EU suspends financial aid to Ukraine over Law 21414 attack on anti-corruption reforms

EU suspends financial aid to Ukraine over Law 21414 attack on anti-corruption reforms
The EU is very unhappy about a new Ukrainian law that strips the leading anti-corruption organs of their independence and has frozen Kyiv's funding until the situation is resolved. / bne IntelliNews
By Ben Aris in Berlin July 29, 2025

The European Union has suspended all financial aid to Ukraine after lawmakers voted through the controversial Law 21414 that strips the leading anti-corruption law enforcement agencies of their independence last week, Ekonomichna Pravda reported on July 29.

On July 24, EU representatives informed Prime Minister Yulia Svyrydenko’s government that aid payments were being paused in response to the curtailment of powers of the National Anti-Corruption Bureau of Ukraine (NABU) and the Specialised Anti-Corruption Prosecutor’s Office (SAPO), Ekonomichna Pravda reports citing four senior sources in the Ukrainian government, diplomatic circles and parliament.

The suspension affects Ukraine’s access to the EU-backed Extraordinary Revenue Acceleration (ERA) Loans programme—valued at approximately $20bn, which Kyiv had expected to receive by the end of 2025. Financing from the European Bank for Reconstruction and Development and the European Investment Bank have also been frozen. Sources indicated that disbursements under the Ukraine Facility, another major funding mechanism, may also be halted.

Kyiv had expected to receive €12.5bn in 2025 under the Ukraine Facility and a further €17.2bn via the ERA Loans. While €3.7bn from the Ukraine Facility and €8bn from frozen Russian assets have already been transferred to the government, most of the anticipated EU funds—totalling about €18bn—have not yet been disbursed, according to the Ministry of Finance, Vedomosti reported.

The government is short of some $40bn in external funding to cover this year’s forecast budget deficit and defence spending, the Ministry of Finance (MinFin) said last week.

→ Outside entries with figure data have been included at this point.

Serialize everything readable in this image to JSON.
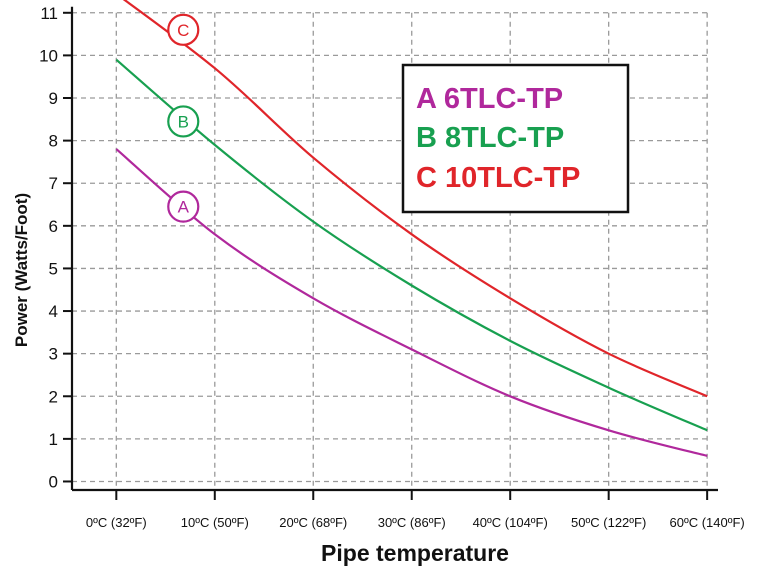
{
  "chart_data": {
    "type": "line",
    "xlabel": "Pipe temperature",
    "ylabel": "Power (Watts/Foot)",
    "x_categories": [
      "0ºC (32ºF)",
      "10ºC (50ºF)",
      "20ºC (68ºF)",
      "30ºC (86ºF)",
      "40ºC (104ºF)",
      "50ºC (122ºF)",
      "60ºC (140ºF)"
    ],
    "x_values": [
      0,
      10,
      20,
      30,
      40,
      50,
      60
    ],
    "y_ticks": [
      "0",
      "1",
      "2",
      "3",
      "4",
      "5",
      "6",
      "7",
      "8",
      "9",
      "10",
      "11"
    ],
    "ylim": [
      -0.2,
      11.3
    ],
    "xlim": [
      -4.5,
      61
    ],
    "grid": true,
    "legend_position": "top-right",
    "series": [
      {
        "name": "A 6TLC-TP",
        "marker": "A",
        "color": "#b0289c",
        "x": [
          0,
          10,
          20,
          30,
          40,
          50,
          60
        ],
        "y": [
          7.8,
          5.8,
          4.3,
          3.1,
          2.0,
          1.2,
          0.6
        ]
      },
      {
        "name": "B 8TLC-TP",
        "marker": "B",
        "color": "#18a050",
        "x": [
          0,
          10,
          20,
          30,
          40,
          50,
          60
        ],
        "y": [
          9.9,
          7.9,
          6.1,
          4.6,
          3.3,
          2.2,
          1.2
        ]
      },
      {
        "name": "C 10TLC-TP",
        "marker": "C",
        "color": "#e0252a",
        "x": [
          -1.5,
          10,
          20,
          30,
          40,
          50,
          60
        ],
        "y": [
          11.7,
          9.7,
          7.6,
          5.8,
          4.3,
          3.0,
          2.0
        ]
      }
    ],
    "markers": [
      {
        "label": "A",
        "x": 6.8,
        "y": 6.45
      },
      {
        "label": "B",
        "x": 6.8,
        "y": 8.45
      },
      {
        "label": "C",
        "x": 6.8,
        "y": 10.6
      }
    ]
  }
}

Ukraine’s new prime minister, Yuliia Svyrydenko, said Kyiv will probably ask for a new International Monetary Fund (IMF) loan to plug a widening budget deficit.

The 2026 state budget's external financing deficit will reach $19bn. Roksolana Pidlasa, head of the parliamentary budget committee, said that after adopting amendments to Ukraine's budget this year, its planned deficit will be $42bn (based on the estimated exchange rate), and there is no reason to think it will decrease next year. As a result, the need for external financing will remain at about $40bn.

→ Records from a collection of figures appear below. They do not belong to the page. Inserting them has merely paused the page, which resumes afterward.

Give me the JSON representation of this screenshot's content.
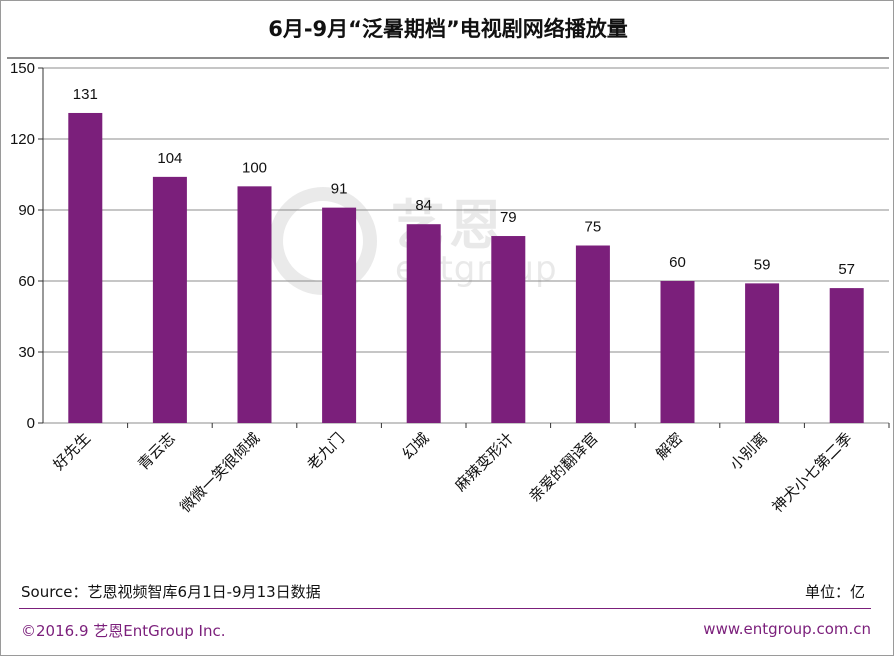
{
  "title": "6月-9月“泛暑期档”电视剧网络播放量",
  "watermark": {
    "chinese": "艺恩",
    "latin": "entgroup"
  },
  "footer": {
    "source": "Source：艺恩视频智库6月1日-9月13日数据",
    "unit": "单位：亿",
    "copyright": "©2016.9 艺恩EntGroup Inc.",
    "website": "www.entgroup.com.cn"
  },
  "colors": {
    "bar": "#7b1f7b",
    "grid": "#8c8c8c",
    "footer_accent": "#7b1f7b"
  },
  "chart_data": {
    "type": "bar",
    "title": "6月-9月“泛暑期档”电视剧网络播放量",
    "categories": [
      "好先生",
      "青云志",
      "微微一笑很倾城",
      "老九门",
      "幻城",
      "麻辣变形计",
      "亲爱的翻译官",
      "解密",
      "小别离",
      "神犬小七第二季"
    ],
    "values": [
      131,
      104,
      100,
      91,
      84,
      79,
      75,
      60,
      59,
      57
    ],
    "ylim": [
      0,
      150
    ],
    "yticks": [
      0,
      30,
      60,
      90,
      120,
      150
    ],
    "grid": true,
    "data_labels": true,
    "unit": "亿"
  }
}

The suspension of outside help could be lifted if Ukraine’s parliament reverses the legislative changes. Ukrainian President Volodymyr Zelenskiy was forced into a humiliating climbdown on Law 21414 after the first anti-government protests appeared immediately after the passage of the law. However, rather than cancel the law, as the EU appears to be demanding, Zelenskiy immediately proposed a fixer law that will guarantee the independence of the anti-corruption bodies instead that is due to be read on July 31. It remains to be seen if that satisfies the European Commission (EC).

In a worrying development that suggests that Zelenskiy is more concerned with consolidating his power than sticking to the EU liberal reform programme, on July 28 the president signed a law increasing the number of Ukraine Security Service (SBU) staff both in peacetime and wartime. The SBU, Ukraine’s answer to Russia’s FSB, is directly under the president’s control. Law 21414 also put all Ukraine’s law enforcement agencies, including NABU and SAPO, under the control of the Prosecutor General Ruslan Kravchenko, who is also a presidential appointee.

The new SBU law envisages increasing SBU personnel from 27,000 to 37,000 during peacetime, and from 31,000 to 41,000 during wartime. The law increases SBU officers’ access to weapons and combat vehicles and a new 10,000-man strong Special Operations Center A, anti-terrorism unit will be established.

On July 25, European Commission spokesperson Guillaume Mercier said the EU would reduce the fourth tranche of Ukraine Facility aid due to Ukraine’s failure to implement three key reforms. On July 28, Frankfurter Allgemeine Zeitung reported that the European Commission had “threatened to cut off all financial aid to Kyiv”.